Era difícil. A pesar de que los latinos son casi el 15% de la población de San Francisco, el español no fluye tanto por sus empinadas calles como Antonio deseaba. “Yo medio hablo inglés, me ayudó un poco, pero era bien difícil. Los primeros seis meses estuve viviendo de la ayuda que me daba mi familia y amigos. Lo más duro es la soledad, estar traumado y pasar pensando, atando cabos de qué fue lo que me pasó, quiénes me jodieron… es desgastante”, dice.
Antonio se mudó a Los Ángeles y allí tuvo que volver a aprender a usar el transporte público, recorrer las calles de L.A. y conseguir un trabajo de medio tiempo que lo ha mantenido a flote.
Le ha tocado adaptarse a una vida que todo el tiempo, en el sandinismo, le dijeron que era “el capitalismo salvaje”. Pero ese fue, después del destierro, un pensamiento irrisorio cuando recordaba los primeros meses de encierro que le hicieron pasar sus captores, es decir sus mismos “compañeros” del partido rojo y negro: “No creo que se hayan ensañado sólo conmigo, creo que a todos los que tuvimos en El Chipote nos dieron un trato estándar. En mi caso me tuvieron aislado en un calabozo nauseabundo por dos meses, oliendo mierda las 24 horas del día; sin ventilación y sin luz natural”, dice Antonio. En su tono no es difícil adivinar molestia y resentimiento.
Le pregunto si después de toda esta experiencia se cuestiona su vieja militancia sandinista. Hace un largo silencio. Toma aire. Se sincera: “Claro que sí… uno tiene que hacer una reflexión introspectiva. Pero en un país como este y en una realidad en la que estoy, la necesidad de la supervivencia se impone. Y entonces, poco a poco, en la medida que te vas metiendo en la vida, aquí tenés que empezar a buscar trabajo, buscar para pagar la renta y la comida. Entonces te va quedando menos tiempo para pensar en esas cosas. Pero por supuesto, no puedo seguir pensando del Gobierno lo que pensaba antes. Espero que el pueblo despierte. Que la oposición se una. Que los gringos dejen de respaldarlo (a Ortega) y que se pueda construir algo para salir de ellos. Aunque sí te digo, con mucho pesar, es que no hay ninguna alternativa pacífica para salir de ese Gobierno. Tiene que haber otra rebelión popular, otro baño de sangre para que la gente despierte. Ojalá que no, pero no soy tan optimista en ese particular”.

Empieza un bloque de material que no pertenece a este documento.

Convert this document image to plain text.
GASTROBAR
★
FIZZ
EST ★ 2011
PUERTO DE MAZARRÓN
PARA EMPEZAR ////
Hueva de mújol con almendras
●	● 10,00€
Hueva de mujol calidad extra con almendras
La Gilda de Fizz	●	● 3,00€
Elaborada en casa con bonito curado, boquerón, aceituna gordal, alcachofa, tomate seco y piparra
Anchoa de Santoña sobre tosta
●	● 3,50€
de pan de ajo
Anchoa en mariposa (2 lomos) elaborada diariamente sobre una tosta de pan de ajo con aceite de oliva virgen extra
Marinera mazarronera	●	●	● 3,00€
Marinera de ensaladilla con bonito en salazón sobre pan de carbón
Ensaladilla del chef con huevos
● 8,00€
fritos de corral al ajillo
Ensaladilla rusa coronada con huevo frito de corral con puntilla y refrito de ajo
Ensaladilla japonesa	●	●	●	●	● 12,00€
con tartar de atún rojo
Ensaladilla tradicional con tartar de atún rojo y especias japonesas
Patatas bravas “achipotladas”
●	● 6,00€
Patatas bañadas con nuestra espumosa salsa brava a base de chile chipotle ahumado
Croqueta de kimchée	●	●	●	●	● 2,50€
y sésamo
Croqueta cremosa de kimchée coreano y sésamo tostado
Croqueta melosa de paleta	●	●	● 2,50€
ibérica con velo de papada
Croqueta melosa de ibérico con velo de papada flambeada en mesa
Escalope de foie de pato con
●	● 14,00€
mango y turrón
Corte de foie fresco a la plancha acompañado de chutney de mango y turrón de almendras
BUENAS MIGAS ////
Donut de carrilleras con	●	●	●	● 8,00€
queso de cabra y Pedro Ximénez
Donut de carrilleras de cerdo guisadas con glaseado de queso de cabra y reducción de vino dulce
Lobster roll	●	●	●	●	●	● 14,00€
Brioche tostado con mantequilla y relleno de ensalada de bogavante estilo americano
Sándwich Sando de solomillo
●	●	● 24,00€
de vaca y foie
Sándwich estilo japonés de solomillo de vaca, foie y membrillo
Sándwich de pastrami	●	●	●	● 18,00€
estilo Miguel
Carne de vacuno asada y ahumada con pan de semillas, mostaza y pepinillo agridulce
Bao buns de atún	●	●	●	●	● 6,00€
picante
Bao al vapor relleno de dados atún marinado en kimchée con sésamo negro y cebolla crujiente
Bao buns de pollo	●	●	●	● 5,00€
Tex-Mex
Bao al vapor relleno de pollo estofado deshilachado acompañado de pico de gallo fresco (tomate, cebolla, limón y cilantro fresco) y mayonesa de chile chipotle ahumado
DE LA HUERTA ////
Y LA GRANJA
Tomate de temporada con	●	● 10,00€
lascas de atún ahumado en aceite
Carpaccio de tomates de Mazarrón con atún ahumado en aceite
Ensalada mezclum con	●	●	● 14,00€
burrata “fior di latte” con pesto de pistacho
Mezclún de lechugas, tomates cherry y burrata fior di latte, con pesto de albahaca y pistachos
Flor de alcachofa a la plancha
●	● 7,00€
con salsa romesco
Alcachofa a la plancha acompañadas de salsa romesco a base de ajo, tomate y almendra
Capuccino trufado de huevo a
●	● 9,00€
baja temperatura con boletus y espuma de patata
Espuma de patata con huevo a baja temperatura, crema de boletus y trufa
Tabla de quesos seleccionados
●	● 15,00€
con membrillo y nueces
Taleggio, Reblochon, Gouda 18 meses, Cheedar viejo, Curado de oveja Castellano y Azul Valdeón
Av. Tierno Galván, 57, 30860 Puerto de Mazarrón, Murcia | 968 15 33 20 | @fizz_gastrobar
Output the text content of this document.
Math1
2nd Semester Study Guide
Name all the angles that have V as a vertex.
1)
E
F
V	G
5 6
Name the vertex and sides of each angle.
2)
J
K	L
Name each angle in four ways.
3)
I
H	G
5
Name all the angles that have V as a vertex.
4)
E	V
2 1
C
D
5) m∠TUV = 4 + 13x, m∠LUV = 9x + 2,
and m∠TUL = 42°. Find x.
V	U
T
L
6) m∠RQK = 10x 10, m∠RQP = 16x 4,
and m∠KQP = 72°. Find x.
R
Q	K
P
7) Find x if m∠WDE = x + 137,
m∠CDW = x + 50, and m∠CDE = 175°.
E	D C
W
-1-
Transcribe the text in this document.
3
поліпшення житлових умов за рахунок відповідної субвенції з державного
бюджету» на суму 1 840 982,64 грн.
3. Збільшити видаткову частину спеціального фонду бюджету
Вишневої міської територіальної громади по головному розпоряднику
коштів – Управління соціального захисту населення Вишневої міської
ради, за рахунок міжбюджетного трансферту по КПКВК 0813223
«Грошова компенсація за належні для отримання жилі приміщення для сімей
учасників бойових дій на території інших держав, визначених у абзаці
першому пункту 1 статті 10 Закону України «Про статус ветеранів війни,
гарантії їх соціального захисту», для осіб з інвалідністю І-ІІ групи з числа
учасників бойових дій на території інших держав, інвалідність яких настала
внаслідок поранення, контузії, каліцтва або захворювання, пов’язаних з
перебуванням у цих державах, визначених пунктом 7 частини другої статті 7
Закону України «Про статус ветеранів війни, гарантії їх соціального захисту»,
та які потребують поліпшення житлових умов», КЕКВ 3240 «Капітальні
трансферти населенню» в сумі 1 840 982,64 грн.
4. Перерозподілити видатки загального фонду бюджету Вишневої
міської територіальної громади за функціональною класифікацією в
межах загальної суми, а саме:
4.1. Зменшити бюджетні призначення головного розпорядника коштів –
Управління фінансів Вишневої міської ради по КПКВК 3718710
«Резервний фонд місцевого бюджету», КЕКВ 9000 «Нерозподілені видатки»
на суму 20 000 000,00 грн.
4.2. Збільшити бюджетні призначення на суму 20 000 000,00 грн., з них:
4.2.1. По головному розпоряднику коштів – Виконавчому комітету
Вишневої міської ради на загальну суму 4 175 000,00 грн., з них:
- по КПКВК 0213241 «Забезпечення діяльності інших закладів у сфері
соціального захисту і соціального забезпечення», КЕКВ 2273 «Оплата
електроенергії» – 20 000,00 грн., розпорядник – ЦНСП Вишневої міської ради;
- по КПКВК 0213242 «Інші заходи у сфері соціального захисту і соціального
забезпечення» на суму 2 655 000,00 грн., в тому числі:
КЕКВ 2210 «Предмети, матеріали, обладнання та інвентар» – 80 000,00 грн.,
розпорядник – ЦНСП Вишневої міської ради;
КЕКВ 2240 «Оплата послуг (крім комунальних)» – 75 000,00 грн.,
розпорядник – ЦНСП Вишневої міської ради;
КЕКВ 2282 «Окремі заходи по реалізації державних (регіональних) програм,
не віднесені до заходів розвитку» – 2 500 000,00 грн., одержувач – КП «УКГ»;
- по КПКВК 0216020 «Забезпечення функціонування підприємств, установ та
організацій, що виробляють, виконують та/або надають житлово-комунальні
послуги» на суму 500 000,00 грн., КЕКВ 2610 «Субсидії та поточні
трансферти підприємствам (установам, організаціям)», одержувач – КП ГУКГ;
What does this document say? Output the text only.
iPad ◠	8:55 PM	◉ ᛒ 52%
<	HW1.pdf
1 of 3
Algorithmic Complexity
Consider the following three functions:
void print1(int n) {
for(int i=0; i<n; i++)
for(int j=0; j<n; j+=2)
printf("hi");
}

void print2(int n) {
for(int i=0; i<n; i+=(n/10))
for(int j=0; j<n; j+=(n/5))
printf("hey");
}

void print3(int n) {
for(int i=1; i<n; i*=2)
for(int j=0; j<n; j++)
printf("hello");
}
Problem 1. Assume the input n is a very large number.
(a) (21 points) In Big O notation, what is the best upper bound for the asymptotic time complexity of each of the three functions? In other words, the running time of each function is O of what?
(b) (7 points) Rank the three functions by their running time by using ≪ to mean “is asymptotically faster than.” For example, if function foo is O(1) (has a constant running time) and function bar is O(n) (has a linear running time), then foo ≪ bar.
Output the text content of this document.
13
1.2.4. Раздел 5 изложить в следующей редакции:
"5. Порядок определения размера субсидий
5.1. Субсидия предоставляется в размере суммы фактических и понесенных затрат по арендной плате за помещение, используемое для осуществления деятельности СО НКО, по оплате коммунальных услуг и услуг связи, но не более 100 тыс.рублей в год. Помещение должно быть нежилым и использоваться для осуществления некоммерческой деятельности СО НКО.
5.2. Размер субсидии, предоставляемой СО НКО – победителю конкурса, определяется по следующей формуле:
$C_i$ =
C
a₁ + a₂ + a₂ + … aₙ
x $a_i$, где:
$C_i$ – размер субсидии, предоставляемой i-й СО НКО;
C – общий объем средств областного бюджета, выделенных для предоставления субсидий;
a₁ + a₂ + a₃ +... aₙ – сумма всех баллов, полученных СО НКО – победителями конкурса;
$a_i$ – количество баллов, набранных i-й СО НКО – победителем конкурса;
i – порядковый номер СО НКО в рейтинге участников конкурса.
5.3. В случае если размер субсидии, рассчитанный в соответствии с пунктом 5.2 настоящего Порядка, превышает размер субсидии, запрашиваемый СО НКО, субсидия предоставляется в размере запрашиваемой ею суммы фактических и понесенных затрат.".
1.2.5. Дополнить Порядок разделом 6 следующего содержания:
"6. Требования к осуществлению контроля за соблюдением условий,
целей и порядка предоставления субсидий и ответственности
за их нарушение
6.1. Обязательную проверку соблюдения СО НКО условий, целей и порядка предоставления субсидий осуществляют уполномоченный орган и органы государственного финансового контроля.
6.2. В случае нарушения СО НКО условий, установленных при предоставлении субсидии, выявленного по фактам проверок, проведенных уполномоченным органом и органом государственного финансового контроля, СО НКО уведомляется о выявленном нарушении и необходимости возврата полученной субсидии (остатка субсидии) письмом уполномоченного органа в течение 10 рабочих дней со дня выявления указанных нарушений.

– Quiero insistir Antonio, ¿te sentís sandinista todavía?
– Pues sí, porque le dediqué 46 años de mi vida al sandinismo. Me considero un sandinista en extinción. Ya no hay relevo generacional y no espero, sinceramente, que el sandinismo sobreviva como fuerza política después de Ortega. Si el sandinismo sigue existiendo, eso le haría otro gran daño a Nicaragua. Lo que vivimos fue el desvío a una tiranía total, peor que la de Somoza. Eso no te puede llevar nunca a nada bueno y más temprano que tarde se les va a revertir.